23h41. Terminei um dia do diário e me dei por satisfeito. Muito chato digitar sem criar, sem ao menos descrever algo novo. Já está tudo posto lá. Embora tenha chegado num dia decisivo do diário em que terei que narrar fatos que omiti para poupar a cabeça de um funcionário do Manicômio que acabou sendo posto para fora do mesmo jeito. Estou com uma fome de comer bagana, biscoito, Torcida. Vou me esbaldar neles agora.

23h54. Acho que vou dormir. Comi meio pacote de Torcida sabor cebola – delícia – e três Bono de chocolate. Mas a fome dos remédios persiste. Acho que vou comer o resto da paçoca com feijão.

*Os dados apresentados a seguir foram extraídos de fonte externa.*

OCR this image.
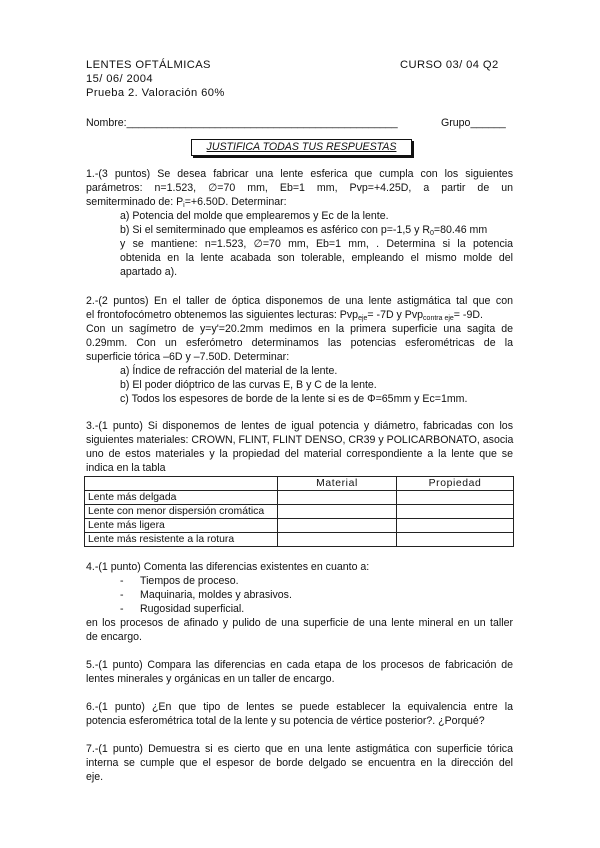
LENTES OFTÁLMICAS	CURSO 03/ 04 Q2
15/ 06/ 2004
Prueba 2. Valoración 60%
Nombre:______________________________________________	Grupo______
JUSTIFICA TODAS TUS RESPUESTAS
1.-(3 puntos) Se desea fabricar una lente esferica que cumpla con los siguientes
parámetros: n=1.523, ∅=70 mm, Eb=1 mm, Pvp=+4.25D, a partir de un
semiterminado de: $P_i=+6.50D$. Determinar:
a) Potencia del molde que emplearemos y Ec de la lente.
b) Si el semiterminado que empleamos es asférico con p=-1,5 y $R_0=80.46$ mm
y se mantiene: n=1.523, ∅=70 mm, Eb=1 mm, . Determina si la potencia
obtenida en la lente acabada son tolerable, empleando el mismo molde del
apartado a).
2.-(2 puntos) En el taller de óptica disponemos de una lente astigmática tal que con
el frontofocómetro obtenemos las siguientes lecturas: Pvp$_{eje}$= -7D y Pvp$_{contra eje}$= -9D.
Con un sagímetro de y=y'=20.2mm medimos en la primera superficie una sagita de
0.29mm. Con un esferómetro determinamos las potencias esferométricas de la
superficie tórica –6D y –7.50D. Determinar:
a) Índice de refracción del material de la lente.
b) El poder dióptrico de las curvas E, B y C de la lente.
c) Todos los espesores de borde de la lente si es de Φ=65mm y Ec=1mm.
3.-(1 punto) Si disponemos de lentes de igual potencia y diámetro, fabricadas con los
siguientes materiales: CROWN, FLINT, FLINT DENSO, CR39 y POLICARBONATO, asocia
uno de estos materiales y la propiedad del material correspondiente a la lente que se
indica en la tabla
	Material	Propiedad
Lente más delgada		
Lente con menor dispersión cromática		
Lente más ligera		
Lente más resistente a la rotura		
4.-(1 punto) Comenta las diferencias existentes en cuanto a:
- Tiempos de proceso.
- Maquinaria, moldes y abrasivos.
- Rugosidad superficial.
en los procesos de afinado y pulido de una superficie de una lente mineral en un taller
de encargo.
5.-(1 punto) Compara las diferencias en cada etapa de los procesos de fabricación de
lentes minerales y orgánicas en un taller de encargo.
6.-(1 punto) ¿En que tipo de lentes se puede establecer la equivalencia entre la
potencia esferométrica total de la lente y su potencia de vértice posterior?. ¿Porqué?
7.-(1 punto) Demuestra si es cierto que en una lente astigmática con superficie tórica
interna se cumple que el espesor de borde delgado se encuentra en la dirección del
eje.
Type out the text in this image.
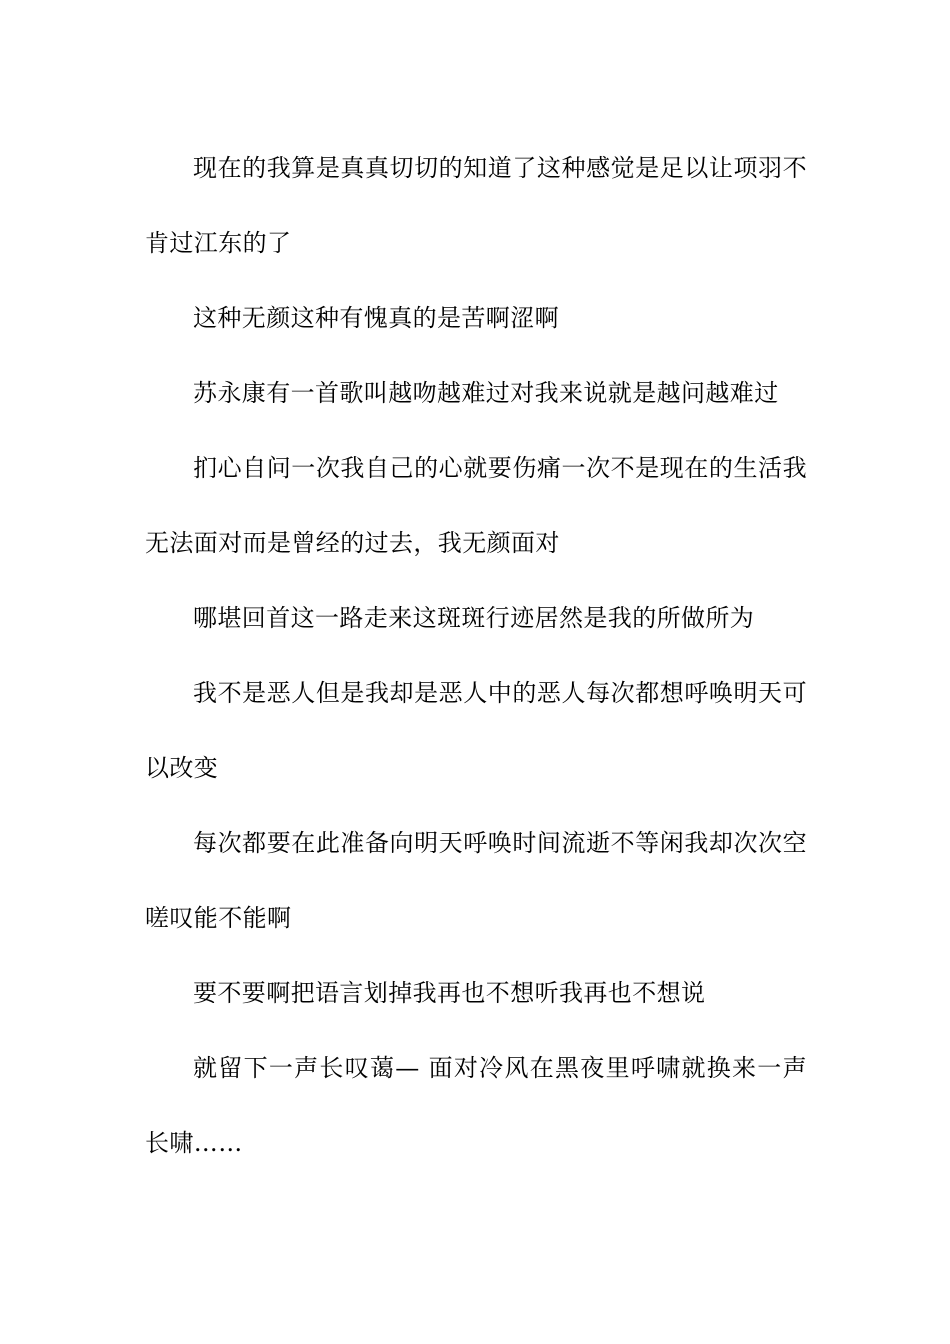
现在的我算是真真切切的知道了这种感觉是足以让项羽不肯过江东的了

这种无颜这种有愧真的是苦啊涩啊

苏永康有一首歌叫越吻越难过对我来说就是越问越难过

扪心自问一次我自己的心就要伤痛一次不是现在的生活我无法面对而是曾经的过去，我无颜面对

哪堪回首这一路走来这斑斑行迹居然是我的所做所为

我不是恶人但是我却是恶人中的恶人每次都想呼唤明天可以改变

每次都要在此准备向明天呼唤时间流逝不等闲我却次次空嗟叹能不能啊

要不要啊把语言划掉我再也不想听我再也不想说

就留下一声长叹蔼— 面对冷风在黑夜里呼啸就换来一声长啸……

0h. Não havia mais paçoca, então apelei para minha velha e querida farinha láctea. Caramba até chegar no episódio do meu reencontro com a farinha láctea no diário do Manicômio ainda leva um tempão. Que saco. Se o meu padrasto for dormir na próxima meia-hora, certas coisas podem ser diferentes. Para melhor. Ter a noite só para mim é sempre bom. À noite todos os gatos são pardos, já dizia o ditado. Mas não planejo nada demais, talvez jogar o Zeldinha. Por falar em Zeldinha, eu tenho o Zeldinha mesmo, do SNES no Wii U. Foi o primeiro – e único até agora – jogo que comprei no eShop da Nintendo. Quero muito comprar o Super Metroid, o Metroid Fusion e o Metroid Zero Mission, mas não faz sentido comprar se não jogo os que já tenho. Se zerar um que eu tenha, eu posso até me dar ao luxo de comprar um dos Metroids. Mas antes preciso zerar algum. Essa é a condição que eu acho justa me impor.

0h48. Quase comprei o boneco de Malavestros com os meus reward points agora. Vou é dormir, que é o melhor que faço. E mais econômico também. Meu padrasto não vai dormir, então quem vai sou eu. Vai ser um saco acordar cedo amanhã. Quer dizer, hoje, né?

0h55. Queria fumar o meu cigarro antes de dormir, mas com meu padrasto na sala, acho que complica. Vai de Vaporfi mesmo a saideira.


E ela parou sua dança para acolhê-lo. Bailava solta e bela, mas a presença dele se fez mais importante que o delicado e vibrante movimento do seu corpo. Foi como se a canção que a embalava cessasse com a sua presença. Era necessário tomá-lo nos braços, pois, antes de mulher, se sentia agora e primeiramente mãe. Só para acabar com um pequeno texto de ficção como quando comecei este post e mostrar o poder de uma página em branco.